Opinião

Emoção Artificial 

19 out 2023 16:31

As circunstâncias definem não raras vezes os leitores nos quais nos tornamos

Em Janeiro de 2023 chegava-me à caixa de correio electrónico a notícia feliz de um novo livro do poeta Jorge Gomes Miranda para poder publicar. Um autor que sigo há muito, pela qualidade intrínseca da sua poesia, pela consistência da sua voz poética, pelo rigor lúcido com que observa o mundo e se relaciona com os textos.

Emoção Artificial cativou pelo título e pelo espanto decorrente da leitura dos poemas que nele encerra. Textos absolutamente singulares que questionam uma realidade que já nos atravessa os dias – a do lugar do humano num contexto em que a digitalização e o algoritmo nos circunscrevem, esvaziam ou empurram para becos sem saída ou pontos de fuga.

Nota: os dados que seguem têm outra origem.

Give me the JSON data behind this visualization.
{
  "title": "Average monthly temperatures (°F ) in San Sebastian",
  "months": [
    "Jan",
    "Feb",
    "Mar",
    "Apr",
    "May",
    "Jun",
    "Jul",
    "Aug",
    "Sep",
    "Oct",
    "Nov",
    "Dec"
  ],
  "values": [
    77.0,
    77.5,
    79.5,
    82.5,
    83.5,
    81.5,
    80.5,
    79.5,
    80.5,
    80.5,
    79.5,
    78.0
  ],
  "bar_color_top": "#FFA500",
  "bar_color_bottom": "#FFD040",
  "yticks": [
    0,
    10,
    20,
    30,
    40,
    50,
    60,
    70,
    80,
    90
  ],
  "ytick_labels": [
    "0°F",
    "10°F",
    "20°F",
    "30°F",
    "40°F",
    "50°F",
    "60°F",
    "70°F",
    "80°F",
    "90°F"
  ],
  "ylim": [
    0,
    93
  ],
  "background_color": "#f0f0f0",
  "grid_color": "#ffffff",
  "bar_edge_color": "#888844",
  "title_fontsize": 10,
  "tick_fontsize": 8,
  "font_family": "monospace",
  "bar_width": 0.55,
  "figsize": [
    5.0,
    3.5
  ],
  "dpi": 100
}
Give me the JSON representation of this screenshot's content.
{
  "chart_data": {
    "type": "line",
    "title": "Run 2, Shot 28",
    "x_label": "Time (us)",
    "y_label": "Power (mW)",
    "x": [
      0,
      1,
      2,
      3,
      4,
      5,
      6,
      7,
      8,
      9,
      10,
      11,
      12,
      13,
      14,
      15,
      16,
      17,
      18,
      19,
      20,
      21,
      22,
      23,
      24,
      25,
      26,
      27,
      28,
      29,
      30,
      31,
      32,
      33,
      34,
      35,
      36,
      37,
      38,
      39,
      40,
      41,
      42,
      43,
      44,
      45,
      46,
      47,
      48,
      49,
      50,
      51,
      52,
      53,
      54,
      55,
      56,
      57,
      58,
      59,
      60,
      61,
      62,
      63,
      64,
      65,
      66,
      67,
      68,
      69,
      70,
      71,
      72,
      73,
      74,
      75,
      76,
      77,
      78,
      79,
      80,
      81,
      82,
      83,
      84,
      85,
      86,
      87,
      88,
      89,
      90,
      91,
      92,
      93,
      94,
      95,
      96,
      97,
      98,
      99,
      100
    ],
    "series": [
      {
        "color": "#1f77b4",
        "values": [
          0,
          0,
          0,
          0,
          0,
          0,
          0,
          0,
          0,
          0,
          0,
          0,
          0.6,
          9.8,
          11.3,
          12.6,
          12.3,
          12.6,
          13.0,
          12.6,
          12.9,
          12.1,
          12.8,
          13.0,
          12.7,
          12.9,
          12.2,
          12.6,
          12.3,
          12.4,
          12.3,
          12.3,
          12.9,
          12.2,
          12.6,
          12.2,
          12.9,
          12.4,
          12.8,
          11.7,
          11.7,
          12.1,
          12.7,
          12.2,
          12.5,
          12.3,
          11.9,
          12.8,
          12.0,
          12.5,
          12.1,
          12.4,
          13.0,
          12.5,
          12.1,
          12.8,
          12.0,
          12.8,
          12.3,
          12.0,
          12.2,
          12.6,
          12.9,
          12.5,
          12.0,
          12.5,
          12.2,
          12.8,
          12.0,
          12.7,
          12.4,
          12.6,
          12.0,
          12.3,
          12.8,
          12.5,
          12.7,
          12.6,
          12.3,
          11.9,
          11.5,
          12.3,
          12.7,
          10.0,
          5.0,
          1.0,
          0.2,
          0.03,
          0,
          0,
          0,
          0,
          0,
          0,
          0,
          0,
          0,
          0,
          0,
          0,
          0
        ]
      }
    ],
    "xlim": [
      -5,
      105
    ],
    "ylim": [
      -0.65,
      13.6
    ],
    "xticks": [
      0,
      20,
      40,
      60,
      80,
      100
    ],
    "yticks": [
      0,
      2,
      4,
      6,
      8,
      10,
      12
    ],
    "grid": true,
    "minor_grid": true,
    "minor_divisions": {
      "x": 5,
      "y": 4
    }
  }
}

As circunstâncias definem não raras vezes os leitores nos quais nos tornamos. Nos anos 70, num contexto familiar ditado pela oposição ao regime, o meu primeiro acesso à poesia fez-se através de textos de intervenção que li por mão familiar numa cidade onde ainda eram poucas as casas com livros. A sorte fez com que a poesia fosse um género com um lugar privilegiado nas estantes da casa onde habitei. Uma herança «genética» que dura até hoje, menos marcada por razões políticas, porém com mais assíduas leituras de mais amplificadas latitudes.

O acaso, esse misterioso caminho, levou-me em 1994 a iniciar a minha carreira profissional numa editora independente - a Editorial Presença -, cujo catálogo reservava um lugar especial à edição de poesia através dos livros publicados na Colecção Forma e do trabalho de reunião da obra poética de autores como Ruy Belo, João Miguel Fernandes Jorge, Joaquim Manuel Magalhães, David Mourão Ferreira e Ruy Cinatti.

O ADN mítico da Forma manifestou-se, a certa altura, na revelação de novas vozes poéticas que, na década de 90, começavam a distinguir-se. Entre alguns dos nomes revelados como o de Rui Pires Cabral, o de Jorge Gomes Miranda, coincidiu no tempo, com a minha paixão antiga pelo género e com a abertura de uma imensidão literária ainda por descobrir.

O contacto com a sua voz poética foi, com todo o fervor de leitura que se tem aos 20 anos, um ponto de viragem no meu encontro com o lugar que a poesia ocupa na minha relação com a literatura. Desde então leio assiduamente toda a sua obra já vasta e publicada noutros idiomas e países.

2023 reservar-me-ia o privilégio de me poder dedicar à edição deste seu singular Emoção Artificial que marca também a minha primeira incursão nessa actividade tão fascinante quanto arriscada que é a de editar, sobretudo poesia.

Um poema não chegará para conhecer profundamente o trabalho poético de um autor ou a leitura que dedica ao mundo, mas será seguramente essa primeira porta de entrada para o até aí sem nome ou sentido. E desse modo será sempre, quer do lado do leitor quer do lado do editor, o renovado deslumbramento com a descoberta de um livro e de uma voz únicas. 

O robot e o humano 

Como é ser um humano perguntou o robot? 
Viver com medo de que aconteça um acidente a quem amámos; 
sentir alegria depois da incerteza de um exame médico; 
trabalhar com perícia os materiais da sombra: a tristeza e a mágoa; 
repartir a luz que acumulámos desde a infância com velhos e crianças; 
cinzelar sulcos: rios diante da discórdia e lavrar sílabas de harmonia; 
conversar com os outros sentado numa cadeira e não numa trípode; 
ser cativo de um rosto, um corpo, um sorriso até depois da morte.